Sage has a chequered history in the US. While never getting on an equal footing with Intuit, its past accounting solution acquisitions like Peachtree and ACT! have enjoyed steady market share. However, things began to go horribly wrong in 2006 when the company acquired Emdeon, a land grab play in the healthcare market. At the time I said:
When you look in detail, Sage is going to have its work cut out.
EPS appears to be in maintenance mode, having grown its business in FY2005 by 2.7%. The six months to 30th June, 2006 have seen virtually no revenue growth though earnings have risen significantly over the comparable period in 2005 to $22.3 mill or 14.6% of revenues. Way below where Sage likes to be. Assuming that tracks forward for the year then Sage is paying roughly the equivalent of 13 years current profit.
There is overlap because EPS has billing capability. This means Sage needs to do some re-engineering to make a medical services version of its US products.
Sage has a good record of turning around its acquisitions but I can’t help thinking that on a first pass, this looks like a mighty price to pay for what’s really a slice of market share.
Today’s price means Sage has taken a $245 million hit or 43% of the original price but in reality that reflects a decline in revenue and earnings.
If that wasn't enough, senior management positions in the Americas have been something of a revolving door as the company both struggled to make Emdeon profitable while effectively cutting back on innovation in the core product lines, often to the chagrin of its channel partners.

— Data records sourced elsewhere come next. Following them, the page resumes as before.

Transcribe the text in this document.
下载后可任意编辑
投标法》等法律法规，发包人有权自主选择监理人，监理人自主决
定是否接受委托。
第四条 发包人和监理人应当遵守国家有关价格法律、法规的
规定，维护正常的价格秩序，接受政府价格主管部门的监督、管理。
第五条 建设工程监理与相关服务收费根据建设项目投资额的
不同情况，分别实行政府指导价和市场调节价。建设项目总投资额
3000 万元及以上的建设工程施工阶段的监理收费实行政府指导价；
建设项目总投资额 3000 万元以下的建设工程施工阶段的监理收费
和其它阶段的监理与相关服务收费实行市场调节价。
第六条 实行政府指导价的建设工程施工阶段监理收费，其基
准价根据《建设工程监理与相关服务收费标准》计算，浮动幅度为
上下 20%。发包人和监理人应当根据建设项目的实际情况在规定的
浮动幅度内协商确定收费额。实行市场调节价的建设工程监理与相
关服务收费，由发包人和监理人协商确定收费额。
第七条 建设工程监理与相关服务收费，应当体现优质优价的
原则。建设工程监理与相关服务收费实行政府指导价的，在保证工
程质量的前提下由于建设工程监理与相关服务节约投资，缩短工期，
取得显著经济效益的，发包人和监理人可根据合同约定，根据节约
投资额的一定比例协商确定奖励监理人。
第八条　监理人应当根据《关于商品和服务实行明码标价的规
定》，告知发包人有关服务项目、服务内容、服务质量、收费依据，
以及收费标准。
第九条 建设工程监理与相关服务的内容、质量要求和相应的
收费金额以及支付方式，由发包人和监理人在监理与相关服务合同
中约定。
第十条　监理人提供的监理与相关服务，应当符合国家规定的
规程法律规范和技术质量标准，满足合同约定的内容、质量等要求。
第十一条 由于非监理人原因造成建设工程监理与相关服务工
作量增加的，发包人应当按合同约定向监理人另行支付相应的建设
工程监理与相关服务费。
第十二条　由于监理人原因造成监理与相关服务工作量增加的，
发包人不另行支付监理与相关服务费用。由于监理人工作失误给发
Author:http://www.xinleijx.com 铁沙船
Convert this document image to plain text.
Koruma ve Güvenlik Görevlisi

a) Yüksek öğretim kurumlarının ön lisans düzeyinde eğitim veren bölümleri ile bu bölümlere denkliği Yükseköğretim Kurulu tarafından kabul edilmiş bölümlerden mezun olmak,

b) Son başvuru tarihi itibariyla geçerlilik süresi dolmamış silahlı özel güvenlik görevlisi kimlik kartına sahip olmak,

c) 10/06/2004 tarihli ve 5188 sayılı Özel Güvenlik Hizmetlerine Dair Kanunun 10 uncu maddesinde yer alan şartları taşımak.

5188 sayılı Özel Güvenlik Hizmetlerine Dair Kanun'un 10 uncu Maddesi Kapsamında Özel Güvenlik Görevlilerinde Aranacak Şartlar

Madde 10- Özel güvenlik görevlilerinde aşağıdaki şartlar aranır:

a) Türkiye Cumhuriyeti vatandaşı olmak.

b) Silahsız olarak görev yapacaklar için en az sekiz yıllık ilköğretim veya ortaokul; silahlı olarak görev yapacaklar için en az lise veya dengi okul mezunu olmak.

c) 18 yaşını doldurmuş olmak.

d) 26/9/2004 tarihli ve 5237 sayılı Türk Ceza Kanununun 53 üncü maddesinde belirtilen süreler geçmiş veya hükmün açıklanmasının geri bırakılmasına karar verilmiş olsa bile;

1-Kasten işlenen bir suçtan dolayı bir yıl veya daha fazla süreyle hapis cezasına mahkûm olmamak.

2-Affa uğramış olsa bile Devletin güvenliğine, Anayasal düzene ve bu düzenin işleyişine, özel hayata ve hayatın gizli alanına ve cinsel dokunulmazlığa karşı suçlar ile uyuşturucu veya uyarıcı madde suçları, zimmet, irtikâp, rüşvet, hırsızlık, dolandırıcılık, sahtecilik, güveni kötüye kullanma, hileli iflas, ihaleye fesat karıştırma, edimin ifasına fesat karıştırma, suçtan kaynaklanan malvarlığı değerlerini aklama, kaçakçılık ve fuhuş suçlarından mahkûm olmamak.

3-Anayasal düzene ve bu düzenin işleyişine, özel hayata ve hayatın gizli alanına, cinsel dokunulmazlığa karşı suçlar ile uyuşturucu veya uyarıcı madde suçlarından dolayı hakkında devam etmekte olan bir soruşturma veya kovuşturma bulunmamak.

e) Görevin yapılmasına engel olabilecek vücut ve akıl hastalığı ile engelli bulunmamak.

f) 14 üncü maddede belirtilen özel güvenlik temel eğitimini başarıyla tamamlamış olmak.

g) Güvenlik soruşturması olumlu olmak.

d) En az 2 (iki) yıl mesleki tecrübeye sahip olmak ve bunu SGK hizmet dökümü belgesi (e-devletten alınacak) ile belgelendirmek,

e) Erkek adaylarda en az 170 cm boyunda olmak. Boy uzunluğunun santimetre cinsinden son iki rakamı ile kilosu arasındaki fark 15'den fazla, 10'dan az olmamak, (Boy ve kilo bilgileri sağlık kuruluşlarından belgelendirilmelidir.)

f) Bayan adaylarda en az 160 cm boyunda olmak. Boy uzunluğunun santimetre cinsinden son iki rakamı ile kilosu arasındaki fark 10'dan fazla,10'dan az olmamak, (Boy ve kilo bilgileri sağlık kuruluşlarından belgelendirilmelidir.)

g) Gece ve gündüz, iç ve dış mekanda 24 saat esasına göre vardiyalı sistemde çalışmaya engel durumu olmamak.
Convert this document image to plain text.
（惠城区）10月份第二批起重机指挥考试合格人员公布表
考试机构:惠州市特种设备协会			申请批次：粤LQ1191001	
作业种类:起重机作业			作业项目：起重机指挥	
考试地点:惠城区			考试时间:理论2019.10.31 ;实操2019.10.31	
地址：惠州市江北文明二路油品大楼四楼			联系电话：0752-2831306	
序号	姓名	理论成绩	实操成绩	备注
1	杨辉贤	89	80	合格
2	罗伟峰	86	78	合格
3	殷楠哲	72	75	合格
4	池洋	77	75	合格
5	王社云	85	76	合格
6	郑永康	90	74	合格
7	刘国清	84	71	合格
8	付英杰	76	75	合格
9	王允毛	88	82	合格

None of this has been helped by Sage's stated policy of revitalising the brand in the US, which has met with considerable resistance from many channel partners. Many want more innovation that builds on established brands rather than more marketing.
If Sage is indeed gearing up for a trade sale then this will be a good thing.
Sage is rudderless. It is battling against declining real market share as it hikes prices for old products and support services. In the UK, all its natural growth is going to the new generation of cloud players who are far more nimble and innovative, providing solutions that are relevant to the 21st century. Sage has tried valiantly to build and market a cloud play but has mostly been met with tepid success.
Disposing of a large trading unit would allow the company to both send cash back to shareholders while providing it with the funds to go after new markets in ways that are difficult for it to do today.